Second, the VeriSign breach is a huge blow to the topic of trust on the Internet (see  the blog post “Certificate Authorities Hacked – So Who Can You Trust?“).  This trust was already significantly impacted by the RSA breach last year and the compromise of several certificate authorities (CAs) such as DigiNotar.  But the aggregate affect of these breaches, in my opinion, is dwarfed by a compromise of VeriSign.  Consider that the “s” in “https” is based on Secure Sockets Layer (SSL) certificates, the majority of which are issued by VeriSign.  Suddenly the ubiquitous lock icon and green indicator of  web site trust suddenly do not feel so secure and trustworthy.  The past months have been filled with questions about the trustworthiness of SSL, and this breach will pour gasoline on that fire. In a broader sense, the article points out the RSA and VeriSign attacks are designed to undermine the fundamental underpinnings of authentication.  This puts all transactions – business, government, personal – at risk.

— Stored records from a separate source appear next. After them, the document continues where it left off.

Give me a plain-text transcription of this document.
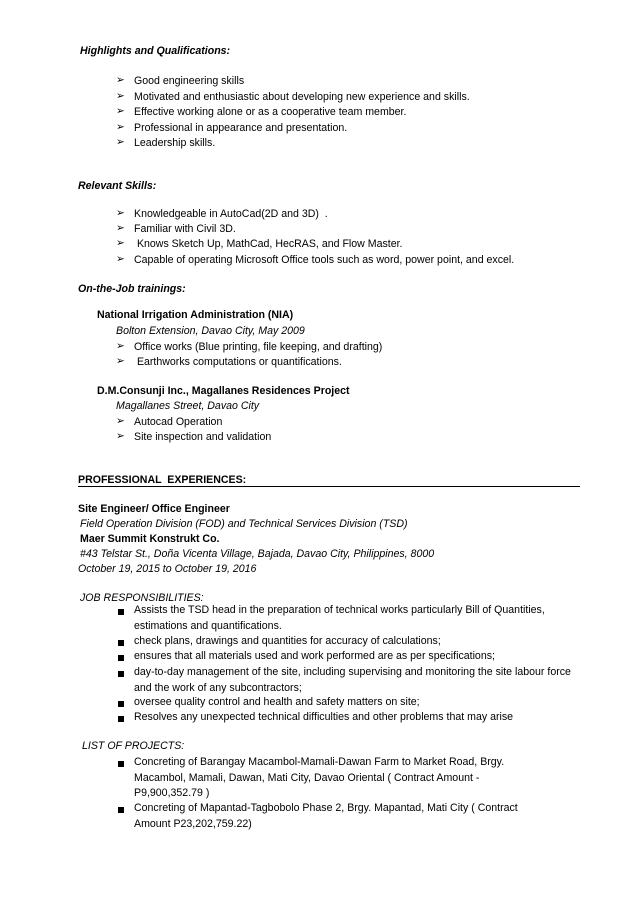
Highlights and Qualifications:
➢ Good engineering skills
➢ Motivated and enthusiastic about developing new experience and skills.
➢ Effective working alone or as a cooperative team member.
➢ Professional in appearance and presentation.
➢ Leadership skills.
Relevant Skills:
➢ Knowledgeable in AutoCad(2D and 3D)  .
➢ Familiar with Civil 3D.
➢ Knows Sketch Up, MathCad, HecRAS, and Flow Master.
➢ Capable of operating Microsoft Office tools such as word, power point, and excel.
On-the-Job trainings:
National Irrigation Administration (NIA)
Bolton Extension, Davao City, May 2009
➢ Office works (Blue printing, file keeping, and drafting)
➢ Earthworks computations or quantifications.
D.M.Consunji Inc., Magallanes Residences Project
Magallanes Street, Davao City
➢ Autocad Operation
➢ Site inspection and validation
PROFESSIONAL  EXPERIENCES:
Site Engineer/ Office Engineer
Field Operation Division (FOD) and Technical Services Division (TSD)
Maer Summit Konstrukt Co.
#43 Telstar St., Doña Vicenta Village, Bajada, Davao City, Philippines, 8000
October 19, 2015 to October 19, 2016
JOB RESPONSIBILITIES:
Assists the TSD head in the preparation of technical works particularly Bill of Quantities, estimations and quantifications.
check plans, drawings and quantities for accuracy of calculations;
ensures that all materials used and work performed are as per specifications;
day-to-day management of the site, including supervising and monitoring the site labour force and the work of any subcontractors;
oversee quality control and health and safety matters on site;
Resolves any unexpected technical difficulties and other problems that may arise
LIST OF PROJECTS:
Concreting of Barangay Macambol-Mamali-Dawan Farm to Market Road, Brgy. Macambol, Mamali, Dawan, Mati City, Davao Oriental ( Contract Amount - P9,900,352.79 )
Concreting of Mapantad-Tagbobolo Phase 2, Brgy. Mapantad, Mati City ( Contract Amount P23,202,759.22)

Third, the VeriSign breach came to light in a 10Q filing with the SEC that listed the breach in accordance to the new SEC guidance on breach disclosure.  Reuters did a search of such disclosures and found the VeriSign admission.  Without the SEC guidance, this breach may never have come to light and the companies that trust the integrity of VeriSign’s services would have never known.  I draw the conclusion that there was no communication of VeriSign to their customer given that the CTO of VeriSign at the time of the breach learned about the problem from Reuters.

The potential impact of this breach could make this event the tipping point in the call for more strict guidance and perhaps even legislative action in regard to breach disclosure (see “Prediction Regarding Data Breach Detection – Soon to be a Regulatory Requirement“). Proponents will have a field day with the idea that VeriSign may have never disclosed the breach without the SEC guidance.  But opposition to such action will also use the event as an argument against such action. The article intimates that the breach is a persistent attack done by a nation-state, or an Advanced Persistent Threat attack.  Such an attack at a company such as VeriSign has far reaching impact on national security, so there are those who would not want the attack disclosed before there was reasonable time to perform analysis, attribution, and potentially launch a counter attack.  Mix this attack in with a presidential election year and I predict the skies will darken will calls and counter arguments for legislation.

Fourth, this event may finally take many over the emotional hump  of clinging to the hopes that 100% prevention is still possible (see “The Emotional Barriers to Embracing the Presumption of Breach Doctrine“).  The article quotes security consultant Dmitri Alperovich as saying “prevention is futile”.  Those who have clung doggedly to prevention in the face of mounting evidence will find it hard to continue to do so.  It is okay.  Those of us who have already accepted the inevitable are here, waiting for you without judgement.  Just let go.

Fifth.  I will have much more to say about this subject, but notice that although the breach happened in 2010, VeriSign still does not know the extent of the damage.  There were even intimations that they may not have completely eradicated the adversary from their systems.  This is proof to my ongoing statement that organizations are not equipped to detect, analyze, and respond to breaches.  Trust me when I say I have much more to say on this topic in the very near term.

Watching this story unfold should prove to be quite interesting.  Quite interesting.